It’s a long time since Les Wilson was a pupil at Ashley Road Primary School in Aberdeen or a trainee at Aberdeen Journals.
Yet, while he has travelled the world, written books and produced documentary series about everything from Bonnie Prince Charlie and the Scots at Waterloo to winning a Scottish Bafta for his involvement in a programme about Chernobyl, he has no plans to wind down at 74 – and has a great story to explain his attitude to age being a number.
As he said: “I’ve managed to make my living from my early teens doing things I enjoy. Why would I stop? A few years ago, I was on a tea plantation in southern India researching my book [Putting the Tea in Britain: How Scots Invented our National Drink] and found an old tea sorting machine, still working away, that had been made by a Scottish engineering company in Ceylon 90 years earlier.
“Amazed, I pointed it out to my guide. ‘Yes,’ he said, ‘never resting, never rusting.’ And that has been my motto ever since.”
New documentary on wolves
Les lives on Islay, where he divides his time between working in television and creating books with the philosophy that genius is an infinite capacity for taking pains.
His wife, Jenni Minto is the SNP MSP for Argyll & Bute and serves as the Scottish Government Minister for Public Health and Women’s Health. And when this stakhanovite fellow isn’t filming, researching, editing or writing, he is a voracious reader and loves going out for walks with a “sheep-shy” Border Collie called Jim.
However, it’s animals of a different proportion which have occupied his attention in recent months and viewers will get the opportunity to watch his new documentary on the history of wolves in Scotland – and the argument for and against rewilding these controversial creatures in the Highlands – on BBC Alba.
Les has also investigated the turbulent life and times of Eric Blair – who most of us know better as George Orwell – who spent the last years of his life on Jura, a place where he overcame his previously passionate dislike of the Scots. And he has covered the story in depth of how war affected people in the Hebrides.

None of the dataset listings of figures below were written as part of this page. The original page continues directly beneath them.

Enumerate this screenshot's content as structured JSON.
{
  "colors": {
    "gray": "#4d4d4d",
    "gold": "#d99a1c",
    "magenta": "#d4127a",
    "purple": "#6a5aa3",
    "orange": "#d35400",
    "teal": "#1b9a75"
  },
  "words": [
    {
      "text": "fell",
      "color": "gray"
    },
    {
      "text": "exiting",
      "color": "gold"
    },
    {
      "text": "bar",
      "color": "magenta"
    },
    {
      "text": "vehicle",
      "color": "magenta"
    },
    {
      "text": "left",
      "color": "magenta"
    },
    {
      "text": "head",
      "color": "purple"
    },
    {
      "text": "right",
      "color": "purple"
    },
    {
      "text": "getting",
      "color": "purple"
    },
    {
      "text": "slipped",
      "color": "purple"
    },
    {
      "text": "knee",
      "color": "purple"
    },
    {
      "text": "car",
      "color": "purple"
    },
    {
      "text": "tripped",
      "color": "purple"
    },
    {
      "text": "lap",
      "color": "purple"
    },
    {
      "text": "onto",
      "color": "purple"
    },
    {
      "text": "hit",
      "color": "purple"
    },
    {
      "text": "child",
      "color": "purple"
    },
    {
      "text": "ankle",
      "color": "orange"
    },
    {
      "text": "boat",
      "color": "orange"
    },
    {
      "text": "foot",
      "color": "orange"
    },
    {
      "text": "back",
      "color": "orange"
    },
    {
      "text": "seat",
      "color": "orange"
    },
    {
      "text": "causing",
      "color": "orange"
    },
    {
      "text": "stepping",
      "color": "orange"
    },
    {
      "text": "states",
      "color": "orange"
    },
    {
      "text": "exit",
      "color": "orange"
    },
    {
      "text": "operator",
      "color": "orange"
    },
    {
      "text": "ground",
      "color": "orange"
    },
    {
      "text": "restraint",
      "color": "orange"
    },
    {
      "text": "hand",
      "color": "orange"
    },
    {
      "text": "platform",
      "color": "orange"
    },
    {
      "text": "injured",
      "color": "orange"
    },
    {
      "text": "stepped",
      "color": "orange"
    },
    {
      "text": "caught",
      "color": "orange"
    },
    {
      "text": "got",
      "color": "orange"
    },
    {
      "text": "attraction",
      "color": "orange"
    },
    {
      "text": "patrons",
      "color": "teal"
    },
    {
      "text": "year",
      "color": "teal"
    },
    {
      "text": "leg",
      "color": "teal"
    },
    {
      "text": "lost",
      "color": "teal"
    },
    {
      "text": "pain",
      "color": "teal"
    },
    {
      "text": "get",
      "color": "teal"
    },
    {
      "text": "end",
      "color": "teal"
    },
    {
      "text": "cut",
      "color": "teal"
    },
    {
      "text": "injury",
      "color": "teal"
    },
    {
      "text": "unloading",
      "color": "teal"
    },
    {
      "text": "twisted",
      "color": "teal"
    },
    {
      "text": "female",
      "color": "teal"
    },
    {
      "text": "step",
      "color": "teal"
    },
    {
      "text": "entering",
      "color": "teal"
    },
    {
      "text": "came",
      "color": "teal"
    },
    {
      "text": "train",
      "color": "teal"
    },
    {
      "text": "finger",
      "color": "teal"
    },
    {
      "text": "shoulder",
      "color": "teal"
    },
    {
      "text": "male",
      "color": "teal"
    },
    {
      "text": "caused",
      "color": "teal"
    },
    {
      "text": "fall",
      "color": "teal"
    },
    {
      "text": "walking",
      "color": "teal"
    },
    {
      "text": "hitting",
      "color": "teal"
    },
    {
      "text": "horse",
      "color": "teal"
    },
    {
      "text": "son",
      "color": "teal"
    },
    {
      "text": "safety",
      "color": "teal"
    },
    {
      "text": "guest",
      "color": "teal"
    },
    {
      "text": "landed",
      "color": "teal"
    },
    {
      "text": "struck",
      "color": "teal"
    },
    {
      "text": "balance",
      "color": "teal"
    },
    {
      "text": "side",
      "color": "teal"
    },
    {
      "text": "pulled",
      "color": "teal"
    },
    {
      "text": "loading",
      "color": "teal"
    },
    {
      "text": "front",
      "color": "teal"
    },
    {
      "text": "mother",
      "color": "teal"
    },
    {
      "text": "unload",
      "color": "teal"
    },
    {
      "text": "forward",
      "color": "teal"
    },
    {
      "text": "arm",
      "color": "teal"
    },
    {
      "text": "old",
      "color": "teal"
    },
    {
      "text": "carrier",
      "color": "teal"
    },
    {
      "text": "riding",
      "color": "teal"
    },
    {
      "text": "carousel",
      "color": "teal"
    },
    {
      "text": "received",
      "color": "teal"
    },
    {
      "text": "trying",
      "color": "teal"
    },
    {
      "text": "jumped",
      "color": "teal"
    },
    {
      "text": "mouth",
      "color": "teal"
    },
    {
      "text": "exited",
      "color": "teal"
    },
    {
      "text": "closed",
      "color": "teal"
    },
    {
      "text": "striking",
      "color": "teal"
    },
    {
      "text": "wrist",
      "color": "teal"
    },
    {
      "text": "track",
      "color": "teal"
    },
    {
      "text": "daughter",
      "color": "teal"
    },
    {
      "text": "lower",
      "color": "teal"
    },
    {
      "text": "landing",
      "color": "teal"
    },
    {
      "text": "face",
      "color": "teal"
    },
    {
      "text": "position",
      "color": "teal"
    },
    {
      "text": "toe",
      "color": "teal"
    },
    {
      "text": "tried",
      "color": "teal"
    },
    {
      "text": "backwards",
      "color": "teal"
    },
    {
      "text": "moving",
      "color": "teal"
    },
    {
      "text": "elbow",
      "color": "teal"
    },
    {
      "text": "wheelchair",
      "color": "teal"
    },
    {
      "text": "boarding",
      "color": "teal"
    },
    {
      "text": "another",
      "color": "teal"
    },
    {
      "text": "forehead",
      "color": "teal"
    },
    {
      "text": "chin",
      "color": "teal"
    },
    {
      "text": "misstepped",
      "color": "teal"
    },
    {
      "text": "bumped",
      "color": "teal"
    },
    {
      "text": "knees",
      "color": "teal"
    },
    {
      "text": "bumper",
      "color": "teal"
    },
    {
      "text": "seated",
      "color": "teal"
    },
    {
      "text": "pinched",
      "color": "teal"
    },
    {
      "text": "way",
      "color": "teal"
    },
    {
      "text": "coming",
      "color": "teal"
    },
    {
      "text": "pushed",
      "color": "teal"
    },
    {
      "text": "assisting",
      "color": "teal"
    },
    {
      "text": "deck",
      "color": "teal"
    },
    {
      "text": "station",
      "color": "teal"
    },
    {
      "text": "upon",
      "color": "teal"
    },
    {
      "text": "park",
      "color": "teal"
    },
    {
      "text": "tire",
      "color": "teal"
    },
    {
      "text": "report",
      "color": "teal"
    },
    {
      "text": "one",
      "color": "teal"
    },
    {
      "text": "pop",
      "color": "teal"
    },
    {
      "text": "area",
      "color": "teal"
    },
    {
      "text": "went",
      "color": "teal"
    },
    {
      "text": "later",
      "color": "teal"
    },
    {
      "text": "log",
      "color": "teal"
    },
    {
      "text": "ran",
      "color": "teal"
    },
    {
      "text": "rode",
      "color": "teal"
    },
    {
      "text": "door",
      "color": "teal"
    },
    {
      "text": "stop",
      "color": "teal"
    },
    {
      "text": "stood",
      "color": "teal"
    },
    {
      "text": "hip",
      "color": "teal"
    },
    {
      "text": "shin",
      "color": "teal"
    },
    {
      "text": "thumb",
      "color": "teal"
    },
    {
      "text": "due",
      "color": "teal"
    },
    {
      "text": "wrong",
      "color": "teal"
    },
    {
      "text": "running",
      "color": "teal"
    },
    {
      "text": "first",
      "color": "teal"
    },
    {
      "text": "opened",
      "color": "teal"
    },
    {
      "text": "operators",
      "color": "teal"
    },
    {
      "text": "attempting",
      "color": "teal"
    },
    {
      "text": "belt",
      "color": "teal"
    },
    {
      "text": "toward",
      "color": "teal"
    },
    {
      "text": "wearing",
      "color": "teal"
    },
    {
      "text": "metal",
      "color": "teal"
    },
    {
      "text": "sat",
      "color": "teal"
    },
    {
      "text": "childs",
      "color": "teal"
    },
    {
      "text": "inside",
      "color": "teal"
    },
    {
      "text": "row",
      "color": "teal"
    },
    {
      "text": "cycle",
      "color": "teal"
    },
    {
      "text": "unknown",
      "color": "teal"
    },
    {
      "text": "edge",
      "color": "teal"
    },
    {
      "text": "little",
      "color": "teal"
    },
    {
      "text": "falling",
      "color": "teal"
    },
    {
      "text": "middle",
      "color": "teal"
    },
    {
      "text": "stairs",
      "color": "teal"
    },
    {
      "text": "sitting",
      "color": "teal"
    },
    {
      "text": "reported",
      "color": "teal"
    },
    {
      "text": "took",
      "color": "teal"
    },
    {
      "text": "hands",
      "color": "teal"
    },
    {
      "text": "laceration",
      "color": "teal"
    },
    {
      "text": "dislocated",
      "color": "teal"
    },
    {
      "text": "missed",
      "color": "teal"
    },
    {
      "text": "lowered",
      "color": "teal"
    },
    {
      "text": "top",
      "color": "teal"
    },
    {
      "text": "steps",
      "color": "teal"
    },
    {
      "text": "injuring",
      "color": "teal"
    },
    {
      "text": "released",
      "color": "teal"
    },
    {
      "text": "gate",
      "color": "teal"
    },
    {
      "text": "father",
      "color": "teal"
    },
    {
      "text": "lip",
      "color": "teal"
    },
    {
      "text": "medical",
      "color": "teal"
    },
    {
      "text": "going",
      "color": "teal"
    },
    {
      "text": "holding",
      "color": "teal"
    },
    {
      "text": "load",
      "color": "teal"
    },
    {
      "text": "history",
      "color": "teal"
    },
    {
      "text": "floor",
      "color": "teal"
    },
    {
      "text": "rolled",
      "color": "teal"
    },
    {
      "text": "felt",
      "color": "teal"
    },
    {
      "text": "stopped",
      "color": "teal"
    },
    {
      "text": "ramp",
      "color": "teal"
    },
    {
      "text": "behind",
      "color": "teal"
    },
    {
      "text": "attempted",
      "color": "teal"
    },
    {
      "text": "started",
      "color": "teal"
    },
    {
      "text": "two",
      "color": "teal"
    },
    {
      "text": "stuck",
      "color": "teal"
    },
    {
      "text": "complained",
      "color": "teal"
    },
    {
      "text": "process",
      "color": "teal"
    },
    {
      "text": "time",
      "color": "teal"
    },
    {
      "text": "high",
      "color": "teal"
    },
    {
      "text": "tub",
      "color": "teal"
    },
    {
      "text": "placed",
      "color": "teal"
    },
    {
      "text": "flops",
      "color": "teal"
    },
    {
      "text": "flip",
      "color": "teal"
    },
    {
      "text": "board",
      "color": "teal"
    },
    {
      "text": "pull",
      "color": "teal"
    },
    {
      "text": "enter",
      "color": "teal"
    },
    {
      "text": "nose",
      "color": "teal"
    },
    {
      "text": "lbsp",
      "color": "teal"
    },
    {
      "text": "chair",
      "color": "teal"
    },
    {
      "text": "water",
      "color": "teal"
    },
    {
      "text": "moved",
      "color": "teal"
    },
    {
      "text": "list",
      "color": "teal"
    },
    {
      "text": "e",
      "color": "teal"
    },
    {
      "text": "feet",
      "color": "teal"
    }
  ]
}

In short, he’s a beetle-browed journalist with a fascination for his compatriots who stayed at home and fought in conflicts and those who travelled to the other side of the globe to pour their heart and soul into different enterprises.
Picking up Weir’s Way with Tom
As he said: “It was always documentary that interested me, and an early job was Scotland’s Story, a 24-part history of Scotland for STV and Channel 4.
“I travelled far for that – to Canada, America, Australia, New Zealand, Hong Kong, France, the Netherlands, and even England.
“The first documentary I made was with Tom Weir, following Bonnie Prince Charlie’s time on the run on the Outer Hebrides and Skye. I even went on to have a few rock climbing lessons with Tom. He was great fun and a good friend.”
Am Madadh-Allaidh, Les Wilson’s documentary about wolves, is being shown on BBC ALBA on September 26.